= Issa Battat =

Palestinian Arab commander of rebels

Issa al-Hajj Suleiman Battat (also spelled 'Isa al-Battat) was a Palestinian Arab commander of rebels during the 1936–39 Arab revolt in Palestine based in the hills around Hebron. Battat was from the town of ad-Dhahiriya in the Hebron Subdistrict of the British Mandate of Palestine. He was a well-known commander in his home region and was suspected by the British authorities of involvement in the killing of British archaeologist J. L. Starkey in January 1938.

== Origins ==
Battat belonged to a large family of cultivators and pastoralists associated with the al-Maṭariyya village coalition in ad-Dhahiriya. According to a family genealogy collected by the Palestinian Rural History Project, the al-Baṭṭāṭ clan originated with migrants from Hijaz who initially settled at Tall al-Safi. The family belonged to the Qays faction and later became involved in a protracted conflict with the al-ʿAzza sheikhs of Bayt Jibrin. Following a violent confrontation with al-ʿAzza, the surviving members of the clan relocated to ad-Dhahiriya.

== Rebel activities ==
Before joining the 1936–1939 revolt, Battat moved to Hebron and became involved in criminal activity. The British arrested him and sentenced to life imprisonment but escaped after two years. At the beginning of the revolt, his group attacked the police station at ad-Dhahiriya and seized its weapons. The gang operated around Beit Jibrin and Hebron, where it cut telephone lines, seized British and Jewish property, acquired weapons, and directed local operations without maintaining regular contact with the revolt’s regional leadership.

In December 1937, Battat’s gang attacked the British police commander Broadhurst along the Beersheba–Hebron road.
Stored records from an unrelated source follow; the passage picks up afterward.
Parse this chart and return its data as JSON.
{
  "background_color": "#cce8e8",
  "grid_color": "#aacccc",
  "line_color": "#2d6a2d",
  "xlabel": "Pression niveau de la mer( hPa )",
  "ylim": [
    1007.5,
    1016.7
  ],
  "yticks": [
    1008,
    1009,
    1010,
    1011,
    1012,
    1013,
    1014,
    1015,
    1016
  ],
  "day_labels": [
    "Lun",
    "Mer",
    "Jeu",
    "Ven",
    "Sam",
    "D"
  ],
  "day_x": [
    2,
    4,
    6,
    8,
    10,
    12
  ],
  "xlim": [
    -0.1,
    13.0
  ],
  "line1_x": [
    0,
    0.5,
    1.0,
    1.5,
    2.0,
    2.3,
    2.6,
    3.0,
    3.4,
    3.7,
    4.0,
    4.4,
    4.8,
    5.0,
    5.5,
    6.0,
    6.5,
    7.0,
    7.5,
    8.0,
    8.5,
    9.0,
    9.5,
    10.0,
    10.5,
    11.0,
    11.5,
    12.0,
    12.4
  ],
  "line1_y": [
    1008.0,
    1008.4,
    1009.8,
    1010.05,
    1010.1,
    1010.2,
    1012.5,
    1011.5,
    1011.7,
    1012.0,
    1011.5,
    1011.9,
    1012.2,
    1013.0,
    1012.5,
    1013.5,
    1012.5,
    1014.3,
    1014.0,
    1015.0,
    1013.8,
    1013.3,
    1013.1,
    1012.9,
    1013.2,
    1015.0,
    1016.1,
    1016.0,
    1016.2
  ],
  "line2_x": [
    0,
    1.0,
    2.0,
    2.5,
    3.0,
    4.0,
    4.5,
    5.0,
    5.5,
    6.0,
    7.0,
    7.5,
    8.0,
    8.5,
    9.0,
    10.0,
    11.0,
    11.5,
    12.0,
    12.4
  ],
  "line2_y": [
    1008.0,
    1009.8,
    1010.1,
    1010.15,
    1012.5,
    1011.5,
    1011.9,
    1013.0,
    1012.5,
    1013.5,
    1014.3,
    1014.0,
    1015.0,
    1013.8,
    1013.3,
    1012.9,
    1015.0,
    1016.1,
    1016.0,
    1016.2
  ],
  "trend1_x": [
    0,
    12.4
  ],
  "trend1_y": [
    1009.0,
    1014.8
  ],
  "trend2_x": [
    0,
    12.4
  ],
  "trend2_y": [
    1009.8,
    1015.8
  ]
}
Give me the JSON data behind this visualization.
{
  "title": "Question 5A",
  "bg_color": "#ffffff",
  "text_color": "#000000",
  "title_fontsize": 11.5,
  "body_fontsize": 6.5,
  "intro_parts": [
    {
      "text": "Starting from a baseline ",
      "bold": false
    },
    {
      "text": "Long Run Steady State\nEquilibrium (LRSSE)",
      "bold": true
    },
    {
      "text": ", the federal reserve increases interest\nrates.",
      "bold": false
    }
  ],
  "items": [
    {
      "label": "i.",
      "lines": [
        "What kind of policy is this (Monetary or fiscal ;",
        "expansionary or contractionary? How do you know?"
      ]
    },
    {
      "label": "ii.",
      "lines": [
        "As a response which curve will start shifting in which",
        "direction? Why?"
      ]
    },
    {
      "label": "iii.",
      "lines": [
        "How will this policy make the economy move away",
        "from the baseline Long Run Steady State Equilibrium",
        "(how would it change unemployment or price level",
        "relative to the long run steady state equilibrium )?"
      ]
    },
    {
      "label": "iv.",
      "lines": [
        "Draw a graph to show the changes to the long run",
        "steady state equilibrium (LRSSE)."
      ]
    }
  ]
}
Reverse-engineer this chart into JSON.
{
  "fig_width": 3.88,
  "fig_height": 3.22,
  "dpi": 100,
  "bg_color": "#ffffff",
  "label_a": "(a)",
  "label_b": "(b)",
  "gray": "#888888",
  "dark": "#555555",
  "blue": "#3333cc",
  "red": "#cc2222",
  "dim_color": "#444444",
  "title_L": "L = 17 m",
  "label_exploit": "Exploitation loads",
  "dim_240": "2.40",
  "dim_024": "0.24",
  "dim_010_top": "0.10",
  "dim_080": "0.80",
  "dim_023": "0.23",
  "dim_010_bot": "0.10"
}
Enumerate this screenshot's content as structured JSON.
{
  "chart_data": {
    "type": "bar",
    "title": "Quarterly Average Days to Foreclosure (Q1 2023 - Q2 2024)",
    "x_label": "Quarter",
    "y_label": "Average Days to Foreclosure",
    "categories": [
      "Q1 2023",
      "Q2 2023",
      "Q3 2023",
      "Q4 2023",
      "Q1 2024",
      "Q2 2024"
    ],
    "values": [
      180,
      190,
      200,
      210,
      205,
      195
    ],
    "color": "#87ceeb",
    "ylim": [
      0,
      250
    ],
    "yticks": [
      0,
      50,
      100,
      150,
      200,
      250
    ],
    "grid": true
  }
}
By April 1938, Battat commanded sixty fighters in the western Hebron district. The group collected protection money from villagers to finance its operations.

In January 1938, Battat assassinated British archaeologist James Leslie Starkey at the request of al-Qubeiba villagers who had long-standing land disputed with him over excavations at Tell Lachish.

== Death ==
The authorities put a bounty on Battat for Starkey's death and other alleged crimes, and his whereabouts were made known to them by a Palestinian informant. Battat and his men were ambushed by British forces in the hills around Hebron on 7 May 1938, leading to a heavy, two-hour-long firefight. Battat was consequently killed in the shootout and his men dispersed, with no British fatalities. Rebels retaliated by executing a Palestinian from Beit Ummar charged with tracking Battat on behalf of the authorities. Abd al-Rahman al-'Azzi, a village leader from Beit Jibrin, was suspected by the al-Husayni faction of informing the authorities about Battat's location and was consequently compelled to organize armed rebel activity in his region to compensate for his alleged collaboration. Al-'Azzi was later killed in 1948 by Battat's sons.